For python, we will need one more package. Monetdb-Python3 is integration package that allows MonetDB to interact with python.
sudo apt install monetdb5-sql monetdb-client
sudo apt install monetdb-python3
Command, sudo apt -a list monetdb-python3, will show us that we have 8 different versions of this package in the repository.
Command sudo apt -a show monetdb-python3, will claim that for MonetDB version 11.51.7, we should install version 11.51.7 of monetdb-python3. We should always match versions if we can.
I have the version 11.51.7 of MonetDB server. monetdb --version
I can install the last version of monetdb-python3: sudo apt install monetdb-python3
Or, I can install specific version of monetdb-python3: sudo apt install monetdb-python3=11.51.7
Enabling Embedded Python
I will first start monetdb daemon:
monetdbd start /home/fffovde/DBfarm1
We have to enable python integration package for each database. By typing monetdb get all voc, we can list properties of the voc database.
We can see that for "embedpy3" setting is NO. We will change that. name prop source value voc name - voc voc type default database voc shared default yes voc nthreads default 4 voc ncopyintothreads default 4 voc optpipe default default_pipe voc readonly default no voc embedr default no voc embedpy3 local no voc embedc default no voc listenaddr default<unset> voc nclients default 64 voc dbextra default<unset> voc memmaxsize default<unset> voc vmmaxsize default<unset> voc raw_strings default<unset> voc loadmodules default <unset>
We will stop the database if it is running. Then we will change the setting, and after that we will run our database again. monetdb stop voc monetdb set embedpy3=true monetdb start voc We have changed embedpy3 property to yes.
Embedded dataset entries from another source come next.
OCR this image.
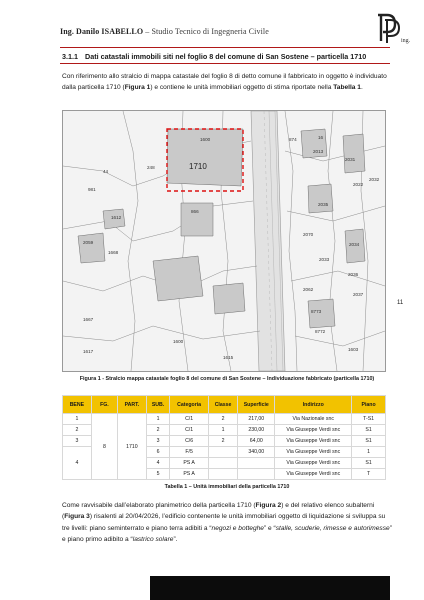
Ing. Danilo ISABELLO – Studio Tecnico di Ingegneria Civile
ing.
3.1.1 Dati catastali immobili siti nel foglio 8 del comune di San Sostene – particella 1710
Con riferimento allo stralcio di mappa catastale del foglio 8 di detto comune il fabbricato in oggetto è individuato dalla particella 1710 (Figura 1) e contiene le unità immobiliari oggetto di stima riportate nella Tabella 1.
1710
1600	16
874
2013
2031
2032
2022
44
981
248
866
1612
2059
1668
2035
2034
2070
2033
2036
2037
2062
1667
1617
1600
8773
8772
1603
1615
11
Figura 1 - Stralcio mappa catastale foglio 8 del comune di San Sostene – Individuazione fabbricato (particella 1710)
BENE	FG.	PART.	SUB.	Categoria	Classe	Superficie	Indirizzo	Piano
1	8	1710	1	C/1	2	217,00	Via Nazionale snc	T-S1
2			2	C/1	1	230,00	Via Giuseppe Verdi snc	S1
3			3	C/6	2	64,00	Via Giuseppe Verdi snc	S1
4			6	F/5		340,00	Via Giuseppe Verdi snc	1
			4	PS A			Via Giuseppe Verdi snc	S1
			5	PS A			Via Giuseppe Verdi snc	T
Tabella 1 – Unità immobiliari della particella 1710
Come ravvisabile dall’elaborato planimetrico della particella 1710 (Figura 2) e del relativo elenco subalterni (Figura 3) risalenti al 20/04/2026, l’edificio contenente le unità immobiliari oggetto di liquidazione si sviluppa su tre livelli: piano seminterrato e piano terra adibiti a “negozi e botteghe” e “stalle, scuderie, rimesse e autorimesse” e piano primo adibito a “lastrico solare”.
Now we can login to our database. I will login as an administrator, although that is not needed, any user has ability to create LOADER function.
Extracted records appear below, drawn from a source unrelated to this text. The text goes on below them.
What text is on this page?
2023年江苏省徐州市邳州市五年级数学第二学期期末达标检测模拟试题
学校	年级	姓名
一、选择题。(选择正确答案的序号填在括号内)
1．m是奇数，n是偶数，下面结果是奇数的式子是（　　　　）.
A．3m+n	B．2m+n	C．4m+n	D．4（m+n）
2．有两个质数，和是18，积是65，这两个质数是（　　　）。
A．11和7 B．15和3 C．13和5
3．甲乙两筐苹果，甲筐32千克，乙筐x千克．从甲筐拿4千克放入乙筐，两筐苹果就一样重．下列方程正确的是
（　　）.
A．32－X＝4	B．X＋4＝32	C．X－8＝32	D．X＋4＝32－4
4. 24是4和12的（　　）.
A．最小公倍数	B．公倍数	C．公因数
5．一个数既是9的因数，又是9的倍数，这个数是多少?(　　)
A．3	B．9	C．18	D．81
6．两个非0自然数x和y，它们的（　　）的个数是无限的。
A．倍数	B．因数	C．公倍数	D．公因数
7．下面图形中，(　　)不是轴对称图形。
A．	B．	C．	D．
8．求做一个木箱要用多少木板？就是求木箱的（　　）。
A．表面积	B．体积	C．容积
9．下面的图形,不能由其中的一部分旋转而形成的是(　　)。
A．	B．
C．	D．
This statement will create LOADER function. Columns are defined as python lists. Each list, together with the name of a column, is placed inside of the python dictionary.
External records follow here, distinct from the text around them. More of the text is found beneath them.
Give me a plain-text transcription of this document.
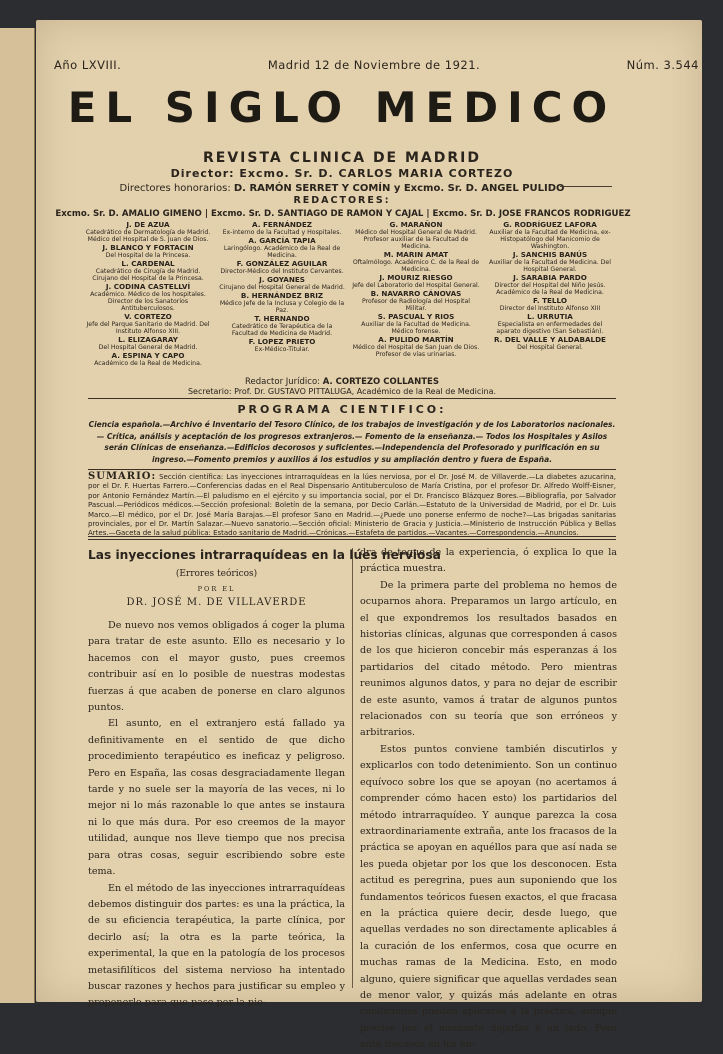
Año LXVIII.	Madrid 12 de Noviembre de 1921.	Núm. 3.544
EL SIGLO MEDICO
REVISTA CLINICA DE MADRID
Director: Excmo. Sr. D. CARLOS MARIA CORTEZO
Directores honorarios: D. RAMÓN SERRET Y COMÍN y Excmo. Sr. D. ANGEL PULIDO
REDACTORES:
Excmo. Sr. D. AMALIO GIMENO | Excmo. Sr. D. SANTIAGO DE RAMON Y CAJAL | Excmo. Sr. D. JOSE FRANCOS RODRIGUEZ
J. DE AZUA
Catedrático de Dermatología de Madrid. Médico del Hospital de S. Juan de Dios.
J. BLANCO Y FORTACIN
Del Hospital de la Princesa.
L. CARDENAL
Catedrático de Cirugía de Madrid. Cirujano del Hospital de la Princesa.
J. CODINA CASTELLVÍ
Académico. Médico de los hospitales. Director de los Sanatorios Antituberculosos.
V. CORTEZO
Jefe del Parque Sanitario de Madrid. Del Instituto Alfonso XIII.
L. ELIZAGARAY
Del Hospital General de Madrid.
A. ESPINA Y CAPO
Académico de la Real de Medicina.
A. FERNÁNDEZ
Ex-interno de la Facultad y Hospitales.
A. GARCÍA TAPIA
Laringólogo. Académico de la Real de Medicina.
F. GONZÁLEZ AGUILAR
Director-Médico del Instituto Cervantes.
J. GOYANES
Cirujano del Hospital General de Madrid.
B. HERNÁNDEZ BRIZ
Médico Jefe de la Inclusa y Colegio de la Paz.
T. HERNANDO
Catedrático de Terapéutica de la Facultad de Medicina de Madrid.
F. LOPEZ PRIETO
Ex-Médico-Titular.
G. MARAÑON
Médico del Hospital General de Madrid. Profesor auxiliar de la Facultad de Medicina.
M. MARIN AMAT
Oftalmólogo. Académico C. de la Real de Medicina.
J. MOURIZ RIESGO
Jefe del Laboratorio del Hospital General.
B. NAVARRO CÁNOVAS
Profesor de Radiología del Hospital Militar.
S. PASCUAL Y RIOS
Auxiliar de la Facultad de Medicina. Médico forense.
A. PULIDO MARTÍN
Médico del Hospital de San Juan de Dios. Profesor de vías urinarias.
G. RODRÍGUEZ LAFORA
Auxiliar de la Facultad de Medicina, ex-Histopatólogo del Manicomio de Washington.
J. SANCHIS BANÚS
Auxiliar de la Facultad de Medicina. Del Hospital General.
J. SARABIA PARDO
Director del Hospital del Niño Jesús. Académico de la Real de Medicina.
F. TELLO
Director del Instituto Alfonso XIII
L. URRUTIA
Especialista en enfermedades del aparato digestivo (San Sebastián).
R. DEL VALLE Y ALDABALDE
Del Hospital General.
Redactor Jurídico: A. CORTEZO COLLANTES
Secretario: Prof. Dr. GUSTAVO PITTALUGA, Académico de la Real de Medicina.
PROGRAMA CIENTIFICO:
Ciencia española.—Archivo é Inventario del Tesoro Clínico, de los trabajos de investigación y de los Laboratorios nacionales.— Crítica, análisis y aceptación de los progresos extranjeros.— Fomento de la enseñanza.— Todos los Hospitales y Asilos serán Clínicas de enseñanza.—Edificios decorosos y suficientes.—Independencia del Profesorado y purificación en su ingreso.—Fomento premios y auxilios á los estudios y su ampliación dentro y fuera de España.
SUMARIO: Sección científica: Las inyecciones intrarraquídeas en la lúes nerviosa, por el Dr. José M. de Villaverde.—La diabetes azucarina, por el Dr. F. Huertas Farrero.—Conferencias dadas en el Real Dispensario Antituberculoso de María Cristina, por el profesor Dr. Alfredo Wolff-Eisner, por Antonio Fernández Martín.—El paludismo en el ejército y su importancia social, por el Dr. Francisco Blázquez Bores.—Bibliografía, por Salvador Pascual.—Periódicos médicos.—Sección profesional: Boletín de la semana, por Decio Carlán.—Estatuto de la Universidad de Madrid, por el Dr. Luis Marco.—El médico, por el Dr. José María Barajas.—El profesor Sano en Madrid.—¿Puede uno ponerse enfermo de noche?—Las brigadas sanitarias provinciales, por el Dr. Martín Salazar.—Nuevo sanatorio.—Sección oficial: Ministerio de Gracia y Justicia.—Ministerio de Instrucción Pública y Bellas Artes.—Gaceta de la salud pública: Estado sanitario de Madrid.—Crónicas.—Estafeta de partidos.—Vacantes.—Correspondencia.—Anuncios.
Las inyecciones intrarraquídeas en la lúes nerviosa
(Errores teóricos)
POR EL
DR. JOSÉ M. DE VILLAVERDE

De nuevo nos vemos obligados á coger la pluma para tratar de este asunto. Ello es necesario y lo hacemos con el mayor gusto, pues creemos contribuir así en lo posible de nuestras modestas fuerzas á que acaben de ponerse en claro algunos puntos.

El asunto, en el extranjero está fallado ya definitivamente en el sentido de que dicho procedimiento terapéutico es ineficaz y peligroso. Pero en España, las cosas desgraciadamente llegan tarde y no suele ser la mayoría de las veces, ni lo mejor ni lo más razonable lo que antes se instaura ni lo que más dura. Por eso creemos de la mayor utilidad, aunque nos lleve tiempo que nos precisa para otras cosas, seguir escribiendo sobre este tema.

En el método de las inyecciones intrarraquídeas debemos distinguir dos partes: es una la práctica, la de su eficiencia terapéutica, la parte clínica, por decirlo así; la otra es la parte teórica, la experimental, la que en la patología de los procesos metasifilíticos del sistema nervioso ha intentado buscar razones y hechos para justificar su empleo y proponerlo para que pase por la pie-

dra de toque de la experiencia, ó explica lo que la práctica muestra.

De la primera parte del problema no hemos de ocuparnos ahora. Preparamos un largo artículo, en el que expondremos los resultados basados en historias clínicas, algunas que corresponden á casos de los que hicieron concebir más esperanzas á los partidarios del citado método. Pero mientras reunimos algunos datos, y para no dejar de escribir de este asunto, vamos á tratar de algunos puntos relacionados con su teoría que son erróneos y arbitrarios.

Estos puntos conviene también discutirlos y explicarlos con todo detenimiento. Son un continuo equívoco sobre los que se apoyan (no acertamos á comprender cómo hacen esto) los partidarios del método intrarraquídeo. Y aunque parezca la cosa extraordinariamente extraña, ante los fracasos de la práctica se apoyan en aquéllos para que así nada se les pueda objetar por los que los desconocen. Esta actitud es peregrina, pues aun suponiendo que los fundamentos teóricos fuesen exactos, el que fracasa en la práctica quiere decir, desde luego, que aquellas verdades no son directamente aplicables á la curación de los enfermos, cosa que ocurre en muchas ramas de la Medicina. Esto, en modo alguno, quiere significar que aquellas verdades sean de menor valor, y quizás más adelante en otras condiciones puedan aplicarse á la práctica, aunque precise por el momento dejarlas á un lado. Pero ante fracasos en los en-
We are using function "_emit.emit" do divide our inserts into chunks. In this way we can preserve memory. After inserting the first chunk, (A1,B2), we can delete it from the memory, and we can continue inserting the second chunk (C3,D4).
Instead of the python lists, we can also use NumPy arrays. Instead of [1, 2, 3, 4, 5], we can use np.array( [1, 2, 3, 4, 5] ). NumPy arrays are faster.
LOADER functions are of the type 7, so we can read them as "SELECT * FROM sys.functions WHERE type = 7;". We can also notice that our function belongs to schema 2000 (schema sys), because that is the default schema for administrators (I am logged in as an administrator). Creation of LOADER functions is not limited to administrators, every user can create LOADER function.
Using LOADER Function
We can create a table from our LOADER function. Columns and data types will be deduced automatically. CREATE TABLE myLoaderTable FROM LOADER myloader(); SELECT * FROM myLoaderTable;
It is also possible to add data to an existing table. I will first truncate myLoaderTable and then I will append new data to an existing table. TRUNCATE myLoaderTable; COPY LOADER INTO myLoaderTable FROM myloader();
Using a Parameter in a LOADER function
With python we can pull data from anywhere, from any database or file. Here is an example where we will read data from a JSON file.
{ "Col1": ["A","B","C","D"] , "Col2": [1,2,3,4] }
We have a JSON file, with the name "File.json".
CREATE LOADER json_loader(filenameSTRING) LANGUAGE PYTHON { import json f = open(filename) _emit.emit(json.load(f)) f.close() };
This is how we can create LOADER function, that will read from our JSON file. This time we are using an argument for our function. This argument is of the STRING data type. STRING is an alias for the CLOB data type in MonetDB.
json module is builtin Python3 module.
We can truncate previous results and we can import from the json file.
TRUNCATE myLoaderTable;
COPY LOADER INTO myLoaderTable FROM json_loader('/home/fffovde/Desktop/File.json'); SELECT * FROM myLoaderTable;
Missing Columns
TRUNCATE myLoaderTable;
During the import missing columns will be filled with nulls. CREATE LOADER myloader2() LANGUAGE PYTHON { _emit.emit( { 'Col1': [ "A", "B", "C", "D" ] } ) }; COPY LOADER INTO myLoaderTable FROM myloader2(); SELECT * FROM myLoaderTable;
Delete LOADER function
DROP LOADER FUNCTION sys.myloader2;
We can always delete this function with DROP LOADER FUNCTION statement.